Message par Y'oreen le Mer 14 Jan - 16:03

Elle s'était réveillée juste à temps pour le voir finir de s'habiller. Il lui avait sourit et était venu s'assoir sur le bord du lit. Elle s'était redressée pour caresser le visage et passer ses mains dans les cheveux légèrement éclaircis de son amant. Une amélioration discrète mais qui avait fait bondir son coeur quand elle l'avait vu.

Il guérissait.... Si l'on pouvait dire. Le deuil de son amie commençait lentement à faire son chemin et ça la rassurait.

Il s'était penché, lui embrassant tendrement le front, la joue puis avait posé ses lèvres sur les siennes et elle s'était mise à trembler, submergée par le désir violent, sauvage et passionné que provoquait l'amour qu'elle avait pour lui.

Il avait les trait fatigués, les sourcils encore froncés. Même s'il avait été quelque peu apaisé par ses récentes découvertes sur le meurtre de son amie, la Compagnie dont il faisait parti n'allait pas bien. En tant que Conseiller, il devait en supporter les soucis et ça l'épuisait, elle le voyait.

Elle avait voulu l'aider, mais sa brusquerie guerrière, sa franchise trop nette, l'avait une fois de plus desservie. Elle qui voulait l'épauler n'avait réussit qu'à lui créer davantage de problèmes.

Il partit, non sans l'avoir embrassé une dernière fois, lui murmurant un "je t'aime" tendre qui lui avait réchauffé le cœur tout en lui faisant mal.

Elle lui avait encore fait une scène le jour d'avant, supportant difficilement ses absences, causées par son rôle prenant de Conseiller des Chevaliers.

Son récent handicap l'avait fragilisée bien plus qu'elle ne voulait se l'avouer, et elle le voulait à ses côtés, le sentir là pour la soutenir mais il ne le pouvait pas. Pas tout le temps, et elle ne le supportait pas.

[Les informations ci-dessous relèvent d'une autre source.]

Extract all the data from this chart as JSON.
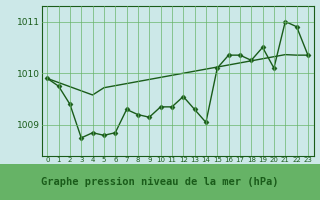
{
  "title": "Graphe pression niveau de la mer (hPa)",
  "x_values": [
    0,
    1,
    2,
    3,
    4,
    5,
    6,
    7,
    8,
    9,
    10,
    11,
    12,
    13,
    14,
    15,
    16,
    17,
    18,
    19,
    20,
    21,
    22,
    23
  ],
  "x_labels": [
    "0",
    "1",
    "2",
    "3",
    "4",
    "5",
    "6",
    "7",
    "8",
    "9",
    "10",
    "11",
    "12",
    "13",
    "14",
    "15",
    "16",
    "17",
    "18",
    "19",
    "20",
    "21",
    "22",
    "23"
  ],
  "y_main": [
    1009.9,
    1009.75,
    1009.4,
    1008.75,
    1008.85,
    1008.8,
    1008.85,
    1009.3,
    1009.2,
    1009.15,
    1009.35,
    1009.35,
    1009.55,
    1009.3,
    1009.05,
    1010.1,
    1010.35,
    1010.35,
    1010.25,
    1010.5,
    1010.1,
    1011.0,
    1010.9,
    1010.35
  ],
  "y_trend": [
    1009.9,
    1009.82,
    1009.74,
    1009.66,
    1009.58,
    1009.72,
    1009.76,
    1009.8,
    1009.84,
    1009.88,
    1009.92,
    1009.96,
    1010.0,
    1010.04,
    1010.08,
    1010.12,
    1010.16,
    1010.2,
    1010.24,
    1010.28,
    1010.32,
    1010.36,
    1010.35,
    1010.35
  ],
  "ylim": [
    1008.4,
    1011.3
  ],
  "yticks": [
    1009,
    1010,
    1011
  ],
  "bg_color": "#cce8e8",
  "grid_color": "#66b366",
  "line_color": "#1a5c1a",
  "title_bg": "#66b366",
  "title_color": "#1a5c1a"
}
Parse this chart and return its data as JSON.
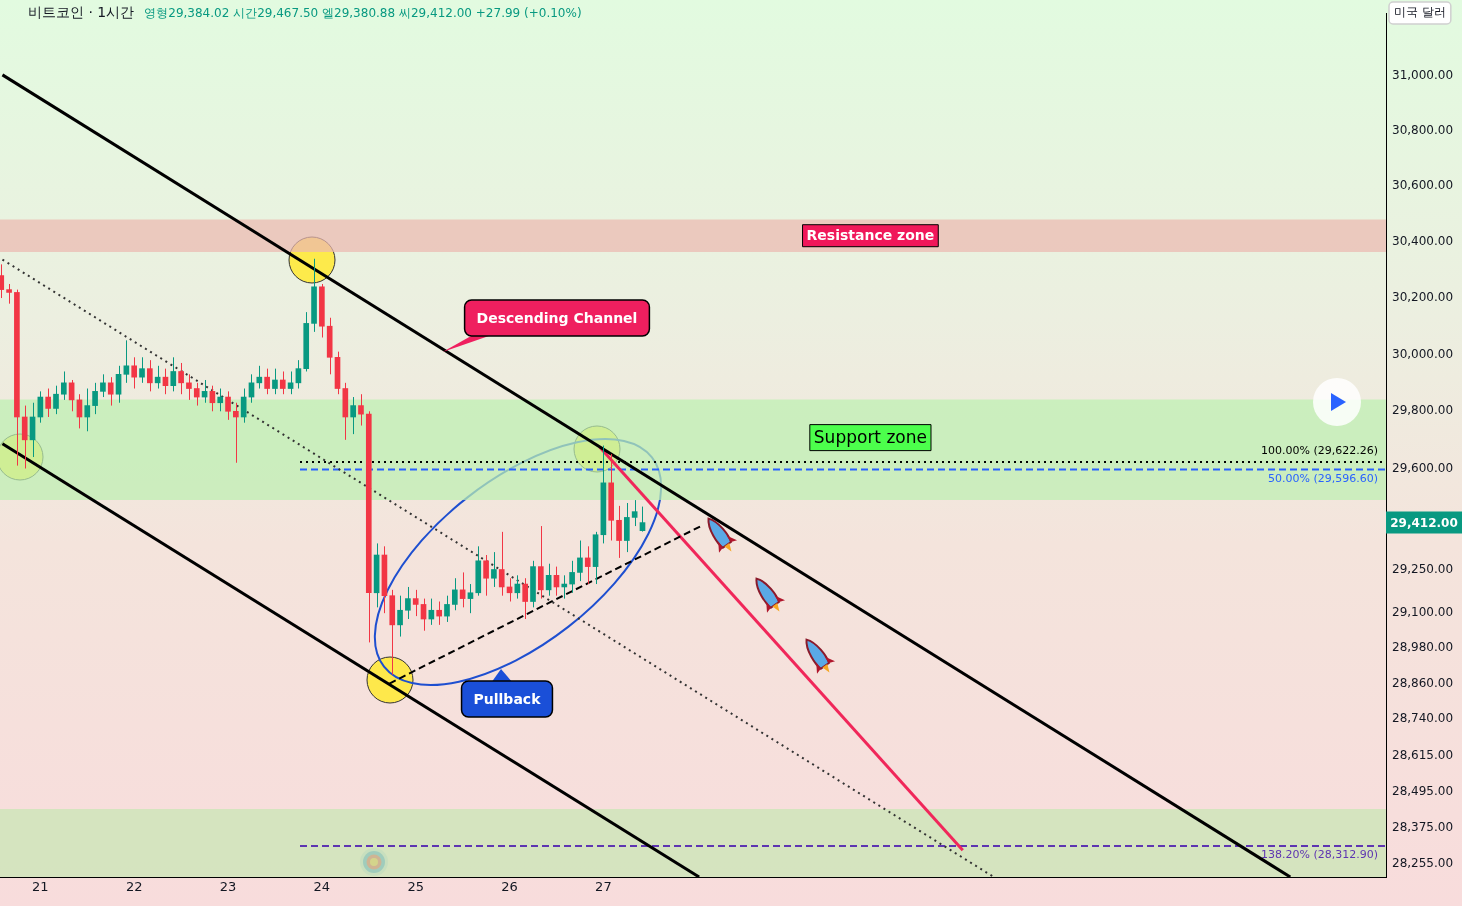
{
  "chart_data": {
    "type": "candlestick",
    "title": "비트코인 · 1시간",
    "subtitle": "영형29,384.02 시간29,467.50 엘29,380.88 씨29,412.00 +27.99 (+0.10%)",
    "x": [
      20.5833,
      20.6667,
      20.75,
      20.8333,
      20.9167,
      21,
      21.0833,
      21.1667,
      21.25,
      21.3333,
      21.4167,
      21.5,
      21.5833,
      21.6667,
      21.75,
      21.8333,
      21.9167,
      22,
      22.0833,
      22.1667,
      22.25,
      22.3333,
      22.4167,
      22.5,
      22.5833,
      22.6667,
      22.75,
      22.8333,
      22.9167,
      23,
      23.0833,
      23.1667,
      23.25,
      23.3333,
      23.4167,
      23.5,
      23.5833,
      23.6667,
      23.75,
      23.8333,
      23.9167,
      24,
      24.0833,
      24.1667,
      24.25,
      24.3333,
      24.4167,
      24.5,
      24.5833,
      24.6667,
      24.75,
      24.8333,
      24.9167,
      25,
      25.0833,
      25.1667,
      25.25,
      25.3333,
      25.4167,
      25.5,
      25.5833,
      25.6667,
      25.75,
      25.8333,
      25.9167,
      26,
      26.0833,
      26.1667,
      26.25,
      26.3333,
      26.4167,
      26.5,
      26.5833,
      26.6667,
      26.75,
      26.8333,
      26.9167,
      27,
      27.0833,
      27.1667,
      27.25,
      27.3333,
      27.4167
    ],
    "ohlc": [
      [
        30280,
        30320,
        30200,
        30230
      ],
      [
        30230,
        30250,
        30180,
        30220
      ],
      [
        30220,
        30230,
        29610,
        29780
      ],
      [
        29780,
        29820,
        29600,
        29700
      ],
      [
        29700,
        29830,
        29640,
        29780
      ],
      [
        29780,
        29870,
        29760,
        29850
      ],
      [
        29850,
        29880,
        29780,
        29810
      ],
      [
        29810,
        29890,
        29790,
        29860
      ],
      [
        29860,
        29940,
        29840,
        29900
      ],
      [
        29900,
        29910,
        29800,
        29840
      ],
      [
        29840,
        29860,
        29740,
        29780
      ],
      [
        29780,
        29880,
        29730,
        29820
      ],
      [
        29820,
        29900,
        29790,
        29870
      ],
      [
        29870,
        29930,
        29850,
        29900
      ],
      [
        29900,
        29920,
        29820,
        29860
      ],
      [
        29860,
        29960,
        29830,
        29930
      ],
      [
        29930,
        30050,
        29900,
        29960
      ],
      [
        29960,
        29990,
        29880,
        29920
      ],
      [
        29920,
        29990,
        29900,
        29950
      ],
      [
        29950,
        29980,
        29870,
        29900
      ],
      [
        29900,
        29960,
        29880,
        29920
      ],
      [
        29920,
        29950,
        29860,
        29890
      ],
      [
        29890,
        29990,
        29870,
        29940
      ],
      [
        29940,
        29970,
        29860,
        29900
      ],
      [
        29900,
        29930,
        29840,
        29880
      ],
      [
        29880,
        29900,
        29820,
        29850
      ],
      [
        29850,
        29910,
        29830,
        29870
      ],
      [
        29870,
        29890,
        29800,
        29830
      ],
      [
        29830,
        29880,
        29800,
        29850
      ],
      [
        29850,
        29870,
        29770,
        29800
      ],
      [
        29800,
        29830,
        29620,
        29780
      ],
      [
        29780,
        29880,
        29760,
        29850
      ],
      [
        29850,
        29930,
        29830,
        29900
      ],
      [
        29900,
        29960,
        29880,
        29920
      ],
      [
        29920,
        29950,
        29860,
        29880
      ],
      [
        29880,
        29950,
        29860,
        29910
      ],
      [
        29910,
        29940,
        29860,
        29880
      ],
      [
        29880,
        29940,
        29860,
        29900
      ],
      [
        29900,
        29980,
        29880,
        29950
      ],
      [
        29950,
        30150,
        29940,
        30110
      ],
      [
        30110,
        30340,
        30080,
        30240
      ],
      [
        30240,
        30250,
        30060,
        30100
      ],
      [
        30100,
        30130,
        29930,
        29990
      ],
      [
        29990,
        30010,
        29860,
        29880
      ],
      [
        29880,
        29900,
        29700,
        29780
      ],
      [
        29780,
        29850,
        29720,
        29820
      ],
      [
        29820,
        29860,
        29750,
        29790
      ],
      [
        29790,
        29800,
        29000,
        29170
      ],
      [
        29170,
        29340,
        29120,
        29300
      ],
      [
        29300,
        29330,
        29100,
        29160
      ],
      [
        29160,
        29180,
        28890,
        29060
      ],
      [
        29060,
        29160,
        29020,
        29110
      ],
      [
        29110,
        29190,
        29080,
        29150
      ],
      [
        29150,
        29180,
        29090,
        29130
      ],
      [
        29130,
        29150,
        29040,
        29080
      ],
      [
        29080,
        29150,
        29060,
        29110
      ],
      [
        29110,
        29140,
        29060,
        29090
      ],
      [
        29090,
        29160,
        29070,
        29130
      ],
      [
        29130,
        29220,
        29110,
        29180
      ],
      [
        29180,
        29240,
        29120,
        29150
      ],
      [
        29150,
        29200,
        29100,
        29170
      ],
      [
        29170,
        29330,
        29160,
        29280
      ],
      [
        29280,
        29300,
        29160,
        29220
      ],
      [
        29220,
        29310,
        29190,
        29250
      ],
      [
        29250,
        29380,
        29160,
        29190
      ],
      [
        29190,
        29220,
        29140,
        29170
      ],
      [
        29170,
        29230,
        29150,
        29200
      ],
      [
        29200,
        29220,
        29080,
        29140
      ],
      [
        29140,
        29280,
        29120,
        29260
      ],
      [
        29260,
        29400,
        29150,
        29180
      ],
      [
        29180,
        29270,
        29160,
        29230
      ],
      [
        29230,
        29260,
        29160,
        29190
      ],
      [
        29190,
        29230,
        29150,
        29200
      ],
      [
        29200,
        29280,
        29170,
        29240
      ],
      [
        29240,
        29350,
        29210,
        29290
      ],
      [
        29290,
        29330,
        29200,
        29260
      ],
      [
        29260,
        29380,
        29200,
        29370
      ],
      [
        29370,
        29680,
        29340,
        29550
      ],
      [
        29550,
        29650,
        29350,
        29420
      ],
      [
        29420,
        29470,
        29290,
        29350
      ],
      [
        29350,
        29480,
        29310,
        29430
      ],
      [
        29430,
        29490,
        29400,
        29450
      ],
      [
        29384.02,
        29467.5,
        29380.88,
        29412
      ]
    ],
    "series": [
      {
        "type": "line",
        "color": "#000000",
        "line_style": "solid",
        "marker": "none",
        "x": [
          20.596,
          34.32
        ],
        "values": [
          31004,
          28210
        ]
      },
      {
        "type": "line",
        "color": "#000000",
        "line_style": "solid",
        "marker": "none",
        "x": [
          20.596,
          28.02
        ],
        "values": [
          29686,
          28210
        ]
      },
      {
        "type": "line",
        "color": "#333333",
        "line_style": "dotted",
        "marker": "none",
        "x": [
          20.596,
          31.16
        ],
        "values": [
          30337,
          28210
        ]
      },
      {
        "type": "line",
        "color": "#000000",
        "line_style": "dashed",
        "marker": "none",
        "x": [
          24.72,
          28.04
        ],
        "values": [
          28860,
          29400
        ]
      },
      {
        "type": "line",
        "color": "#f0275a",
        "line_style": "solid",
        "marker": "none",
        "x": [
          26.96,
          30.83
        ],
        "values": [
          29675,
          28299
        ]
      }
    ],
    "bands": [
      {
        "axis": "y",
        "from": 30364,
        "to": 30481,
        "label": "Resistance zone",
        "color": "#ebb8b0"
      },
      {
        "axis": "y",
        "from": 29490,
        "to": 29841,
        "label": "Support zone",
        "color": "#bdf0b2"
      },
      {
        "axis": "y",
        "from": 28210,
        "to": 28437,
        "color": "#c8e6b4"
      }
    ],
    "ref_lines": [
      {
        "axis": "y",
        "value": 29622.26,
        "label": "100.00% (29,622.26)",
        "color": "#000000",
        "line_style": "dotted"
      },
      {
        "axis": "y",
        "value": 29596.6,
        "label": "50.00% (29,596.60)",
        "color": "#2962ff",
        "line_style": "dashed"
      },
      {
        "axis": "y",
        "value": 28312.9,
        "label": "138.20% (28,312.90)",
        "color": "#5e35b1",
        "line_style": "dashed"
      }
    ],
    "annotations": [
      "Descending Channel",
      "Pullback",
      "29,412.00",
      "미국 달러"
    ],
    "xlim": [
      20.57,
      35.34
    ],
    "xticks": [
      21,
      22,
      23,
      24,
      25,
      26,
      27
    ],
    "ylim": [
      28210,
      31230
    ],
    "log": true,
    "yticks": [
      {
        "value": 31000,
        "label": "31,000.00"
      },
      {
        "value": 30800,
        "label": "30,800.00"
      },
      {
        "value": 30600,
        "label": "30,600.00"
      },
      {
        "value": 30400,
        "label": "30,400.00"
      },
      {
        "value": 30200,
        "label": "30,200.00"
      },
      {
        "value": 30000,
        "label": "30,000.00"
      },
      {
        "value": 29800,
        "label": "29,800.00"
      },
      {
        "value": 29600,
        "label": "29,600.00"
      },
      {
        "value": 29250,
        "label": "29,250.00"
      },
      {
        "value": 29100,
        "label": "29,100.00"
      },
      {
        "value": 28980,
        "label": "28,980.00"
      },
      {
        "value": 28860,
        "label": "28,860.00"
      },
      {
        "value": 28740,
        "label": "28,740.00"
      },
      {
        "value": 28615,
        "label": "28,615.00"
      },
      {
        "value": 28495,
        "label": "28,495.00"
      },
      {
        "value": 28375,
        "label": "28,375.00"
      },
      {
        "value": 28255,
        "label": "28,255.00"
      }
    ],
    "grid": false,
    "legend": false
  }
}
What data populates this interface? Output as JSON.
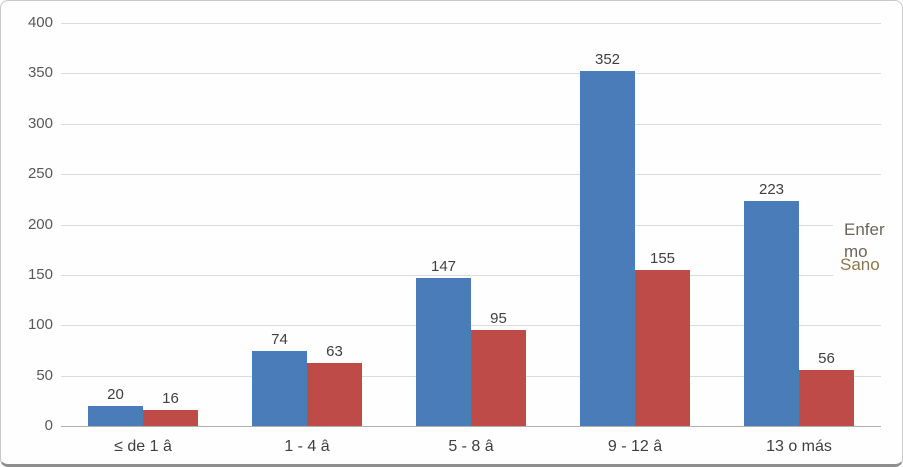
{
  "chart_data": {
    "type": "bar",
    "title": "",
    "categories": [
      "≤ de 1 â",
      "1 - 4  â",
      "5 - 8  â",
      "9 - 12  â",
      "13 o más"
    ],
    "series": [
      {
        "name": "Enfermo",
        "color": "#4A7CBA",
        "values": [
          20,
          74,
          147,
          352,
          223
        ]
      },
      {
        "name": "Sano",
        "color": "#BE4B48",
        "values": [
          16,
          63,
          95,
          155,
          56
        ]
      }
    ],
    "ylim": [
      0,
      400
    ],
    "yticks": [
      0,
      50,
      100,
      150,
      200,
      250,
      300,
      350,
      400
    ],
    "grid": true,
    "data_labels": true,
    "legend_position": "right"
  },
  "legend": {
    "enfermo_label": "Enfermo",
    "sano_label": "Sano",
    "enfermo_text_color": "#6a665a",
    "sano_text_color": "#8c774a"
  },
  "axis_colors": {
    "gridline": "#dcdcdc",
    "baseline": "#b0b0b0",
    "tick_text": "#595959",
    "category_text": "#3f3f3f",
    "value_label_text": "#404040"
  }
}
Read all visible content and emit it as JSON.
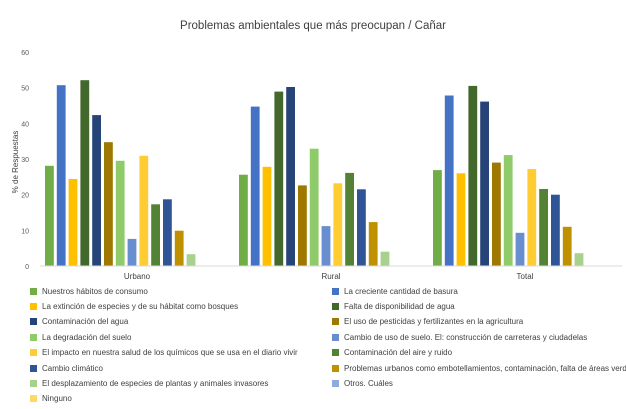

Elle soupira longuement. Lui parti, Sarya, la jeune employée de la boutique allait arriver et ce qui allait suivre la dégoutait.

Quelques minutes.... Puis le petit grattement à la porte, le cliquètement de la porte qui s'ouvre, le sourire gentil et doux de la petit Miq'ote, les mots d'usage dans ce monde pour se saluer.

Sarya posa délicatement le plateau sur les jambes inertes de Cyrcée, puis s'assit à ses côtés. Tout en laissant la jeune femme prendre son petit déjeuner, elle babillait joyeusement, lui racontant les derniers potins de la Brumée, les petits commérages futiles mais drôles. Elle réussit même à tirer quelques sourires et un rire de l'ancienne combattante et elle s'en félicita silencieusement.

Cyrcée termina lentement sa tasse de thé, la reposa, puis son visage se ferma. Sarya lui laissa encore un peu le plateau sur les cuisses, laissant un petit répit à la jeune femme avant de lui demander de se lever.

Sarya enleva le plateau quand elle sentit que Cyrcée était prête, et cette dernière fit voler le draps et la couverture qui la recouvrait, dévoilant son corps nu, beau encore malgré ses jambes froides et inertes.

La jeune employée n'essaya pas de l'aider quand la jeune femme saisit ses béquilles pour se relever, elle savait que c’était, pour elle, un reste de dignité qu'elle voulait absolument garder.

Elle la laissa se diriger seule vers la douche, et attendit qu'elle soit immobile pour la rejoindre.

Elle fit couler l'eau sur le corps de Cyrcée, qui gardait la tête baissée, tournée vers le mur, la mâchoire crispée, les sourcils froncés.

Avec gentillesse Sarya commença à savonner le corps de la jeune femme, qui ne bougeait pas, figée dans l'horreur de subir ce qu'elle estimait être une humiliation.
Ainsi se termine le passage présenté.